John Donohue, Chief Investment Officer, Global Liquidity, at J.P. Morgan Asset Management in New York, says, “It is just not feasible for institutions to put all their assets in physical cash, so I don’t think we will see that.”

It is striking that although cash managers put the annual logistical cost of holding physical cash at only about 20 basis points (bps), the negative yield on Swiss two-years is 24 bps below this. This suggests that the physical cost of cash sets no hard floor to how low deposit rates can go — bonds still hold practical advantages over currency notes, since holding huge amounts of notes is a serious logistical headache, even at deeply negative yields.

However, some investors think G7 central banks will shy away from negative rates in the knowledge that the era of cheap money has led to poor investment decisions, as banks took excessive risk in the search for acceptable returns. The onus to lend caused by negative rates could magnify this risk manifold. Negative bank rates may in any case be impractical because of likely investor and household outrage at a sense of financial repression — that through a negative interest rate, their assets are in effect being gradually seized by the state.

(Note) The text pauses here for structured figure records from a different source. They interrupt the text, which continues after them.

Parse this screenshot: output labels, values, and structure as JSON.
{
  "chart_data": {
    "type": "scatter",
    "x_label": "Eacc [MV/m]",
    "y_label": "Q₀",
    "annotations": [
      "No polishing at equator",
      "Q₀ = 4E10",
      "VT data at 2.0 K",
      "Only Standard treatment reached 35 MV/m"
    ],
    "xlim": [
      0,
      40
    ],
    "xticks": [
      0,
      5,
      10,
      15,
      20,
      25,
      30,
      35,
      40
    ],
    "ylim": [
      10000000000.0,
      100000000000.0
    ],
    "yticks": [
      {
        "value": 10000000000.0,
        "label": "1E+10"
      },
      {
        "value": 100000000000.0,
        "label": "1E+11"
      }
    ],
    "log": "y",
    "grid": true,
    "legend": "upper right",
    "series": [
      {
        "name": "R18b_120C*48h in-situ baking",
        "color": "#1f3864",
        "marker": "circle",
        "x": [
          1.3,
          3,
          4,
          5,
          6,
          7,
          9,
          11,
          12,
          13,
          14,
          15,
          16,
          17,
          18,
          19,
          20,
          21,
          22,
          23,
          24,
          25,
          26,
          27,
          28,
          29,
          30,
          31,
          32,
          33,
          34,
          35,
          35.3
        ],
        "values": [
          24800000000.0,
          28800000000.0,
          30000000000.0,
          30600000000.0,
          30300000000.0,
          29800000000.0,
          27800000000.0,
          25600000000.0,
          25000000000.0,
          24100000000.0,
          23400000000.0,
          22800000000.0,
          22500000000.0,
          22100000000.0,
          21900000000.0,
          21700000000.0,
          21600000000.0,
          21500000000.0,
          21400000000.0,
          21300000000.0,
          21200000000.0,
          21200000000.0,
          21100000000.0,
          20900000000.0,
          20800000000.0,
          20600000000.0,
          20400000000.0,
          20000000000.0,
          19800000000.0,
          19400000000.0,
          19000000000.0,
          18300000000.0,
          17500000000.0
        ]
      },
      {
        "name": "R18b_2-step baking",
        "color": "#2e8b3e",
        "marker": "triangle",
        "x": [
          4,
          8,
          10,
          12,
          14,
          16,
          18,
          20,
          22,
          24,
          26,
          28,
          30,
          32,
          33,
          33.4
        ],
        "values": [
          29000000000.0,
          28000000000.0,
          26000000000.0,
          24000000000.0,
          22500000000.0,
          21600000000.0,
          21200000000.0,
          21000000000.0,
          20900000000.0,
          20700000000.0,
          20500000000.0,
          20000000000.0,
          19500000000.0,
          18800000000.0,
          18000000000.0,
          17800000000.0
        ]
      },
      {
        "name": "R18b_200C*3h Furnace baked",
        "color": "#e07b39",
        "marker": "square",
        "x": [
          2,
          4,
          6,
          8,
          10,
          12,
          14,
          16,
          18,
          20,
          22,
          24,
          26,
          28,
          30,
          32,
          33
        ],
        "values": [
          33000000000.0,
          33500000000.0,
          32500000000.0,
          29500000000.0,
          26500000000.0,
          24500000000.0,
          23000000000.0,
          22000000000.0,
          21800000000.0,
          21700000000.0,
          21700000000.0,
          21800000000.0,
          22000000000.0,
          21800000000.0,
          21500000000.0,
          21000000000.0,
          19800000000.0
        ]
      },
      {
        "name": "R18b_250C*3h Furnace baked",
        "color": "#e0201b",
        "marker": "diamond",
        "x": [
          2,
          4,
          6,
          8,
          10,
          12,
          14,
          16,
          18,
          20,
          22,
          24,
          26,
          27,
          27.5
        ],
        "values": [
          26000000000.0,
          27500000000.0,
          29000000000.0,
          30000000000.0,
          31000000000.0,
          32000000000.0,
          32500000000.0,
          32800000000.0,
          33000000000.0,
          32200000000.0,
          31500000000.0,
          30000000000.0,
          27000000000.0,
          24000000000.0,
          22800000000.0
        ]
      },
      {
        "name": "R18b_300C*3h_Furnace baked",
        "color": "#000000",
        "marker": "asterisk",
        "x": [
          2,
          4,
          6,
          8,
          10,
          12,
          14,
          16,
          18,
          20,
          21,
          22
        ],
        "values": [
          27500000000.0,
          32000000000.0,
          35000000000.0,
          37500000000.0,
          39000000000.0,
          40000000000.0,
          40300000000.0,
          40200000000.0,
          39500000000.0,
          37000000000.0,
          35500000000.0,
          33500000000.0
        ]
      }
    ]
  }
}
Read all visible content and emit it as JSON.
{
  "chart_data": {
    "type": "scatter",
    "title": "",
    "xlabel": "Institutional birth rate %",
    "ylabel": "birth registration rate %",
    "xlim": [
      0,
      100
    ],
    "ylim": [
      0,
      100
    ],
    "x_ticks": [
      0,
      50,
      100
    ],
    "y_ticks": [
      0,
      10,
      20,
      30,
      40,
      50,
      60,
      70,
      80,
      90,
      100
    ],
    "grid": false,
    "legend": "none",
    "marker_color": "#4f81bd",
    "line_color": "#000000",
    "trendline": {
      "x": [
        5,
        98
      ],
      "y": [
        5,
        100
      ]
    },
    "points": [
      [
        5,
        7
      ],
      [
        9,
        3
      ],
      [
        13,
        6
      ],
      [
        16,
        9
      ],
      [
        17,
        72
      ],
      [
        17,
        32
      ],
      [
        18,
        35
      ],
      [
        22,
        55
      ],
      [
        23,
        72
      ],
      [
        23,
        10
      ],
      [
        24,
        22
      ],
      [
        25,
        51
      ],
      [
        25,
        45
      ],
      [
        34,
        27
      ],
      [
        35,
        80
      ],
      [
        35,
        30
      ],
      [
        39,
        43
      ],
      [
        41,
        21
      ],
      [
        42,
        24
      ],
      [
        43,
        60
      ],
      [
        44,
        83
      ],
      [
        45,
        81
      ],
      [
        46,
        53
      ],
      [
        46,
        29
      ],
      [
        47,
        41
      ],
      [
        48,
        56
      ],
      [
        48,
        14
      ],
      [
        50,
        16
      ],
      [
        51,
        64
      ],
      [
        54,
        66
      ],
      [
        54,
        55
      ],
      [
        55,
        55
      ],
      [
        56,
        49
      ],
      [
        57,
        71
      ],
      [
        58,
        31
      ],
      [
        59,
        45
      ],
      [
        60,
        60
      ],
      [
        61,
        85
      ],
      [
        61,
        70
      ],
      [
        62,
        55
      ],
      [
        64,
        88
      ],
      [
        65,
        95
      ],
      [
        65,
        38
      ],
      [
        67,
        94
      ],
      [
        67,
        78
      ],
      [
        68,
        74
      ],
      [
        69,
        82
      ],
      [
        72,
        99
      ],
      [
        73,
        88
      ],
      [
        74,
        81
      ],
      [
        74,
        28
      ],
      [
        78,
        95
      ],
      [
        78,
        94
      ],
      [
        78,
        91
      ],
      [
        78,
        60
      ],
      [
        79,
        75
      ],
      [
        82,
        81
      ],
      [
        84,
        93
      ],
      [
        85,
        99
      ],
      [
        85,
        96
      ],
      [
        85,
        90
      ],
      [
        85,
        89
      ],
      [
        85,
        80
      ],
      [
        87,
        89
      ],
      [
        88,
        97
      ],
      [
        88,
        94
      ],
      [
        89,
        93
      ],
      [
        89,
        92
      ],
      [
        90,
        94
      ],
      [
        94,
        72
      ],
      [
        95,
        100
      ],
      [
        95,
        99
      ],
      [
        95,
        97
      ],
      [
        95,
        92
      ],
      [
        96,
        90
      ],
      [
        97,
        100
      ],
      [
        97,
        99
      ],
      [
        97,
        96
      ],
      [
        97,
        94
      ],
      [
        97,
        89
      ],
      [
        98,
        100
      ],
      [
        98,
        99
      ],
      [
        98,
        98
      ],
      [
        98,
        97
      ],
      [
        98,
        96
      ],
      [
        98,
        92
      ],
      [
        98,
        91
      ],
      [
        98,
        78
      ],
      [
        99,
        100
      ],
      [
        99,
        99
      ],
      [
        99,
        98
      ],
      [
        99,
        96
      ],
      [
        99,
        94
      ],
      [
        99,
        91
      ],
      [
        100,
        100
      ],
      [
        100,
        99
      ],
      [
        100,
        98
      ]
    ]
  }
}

Another possibility is that investors will escape negative short-term yields, whether prompted by negative central bank rates or other factors, by moving up the yield curve to where returns are positive. Donohue of J.P. Morgan Asset Management says: “We observe that institutional cash investors are beginning to look at cash differently. They are separating what they really need as liquid daily operating cash from more strategic cash that can be put farther out on the curve to seek more yield and return.”

There are potential problems, too, with dabbling in negative-yield bonds to speculate in currency extinction. Analysts say the issue of timing must be considered. If the euro zone starts to disintegrate, Bund holders may eventually gain from the reintroduction of the Deutsche Mark, but that could be a long way in the future. Until that happens, Germany could be stuck, just as much as the troubled periphery, with a currency of rapidly depreciating value in the shape of the euro — which means capital deprecation for the bonds too, for investors wishing to take the money outside the euro zone.

Most problematical of all is the assumption that countries with negative short-term bond yields are burdened with no or next to no credit risk — and therefore that there is no need to add a risk premium to the cost of the bonds that would take yields into positive territory. In July Moody’s Investors Service put the triple-A ratings of Germany and the Netherlands under review for possible downgrade. It said that because of the euro zone crisis there was an “increasing likelihood that greater collective support for other euro area sovereigns, most notably Spain and Italy, will be required” — and this “burden” would “fall most heavily” on the higher rated countries.

If Germany and the Netherlands present, after all, significant credit risk, their negative two-year bonds are the most extreme example of the mispricing of risk in sovereign markets: investors are paying for the privilege of holding hazardous assets.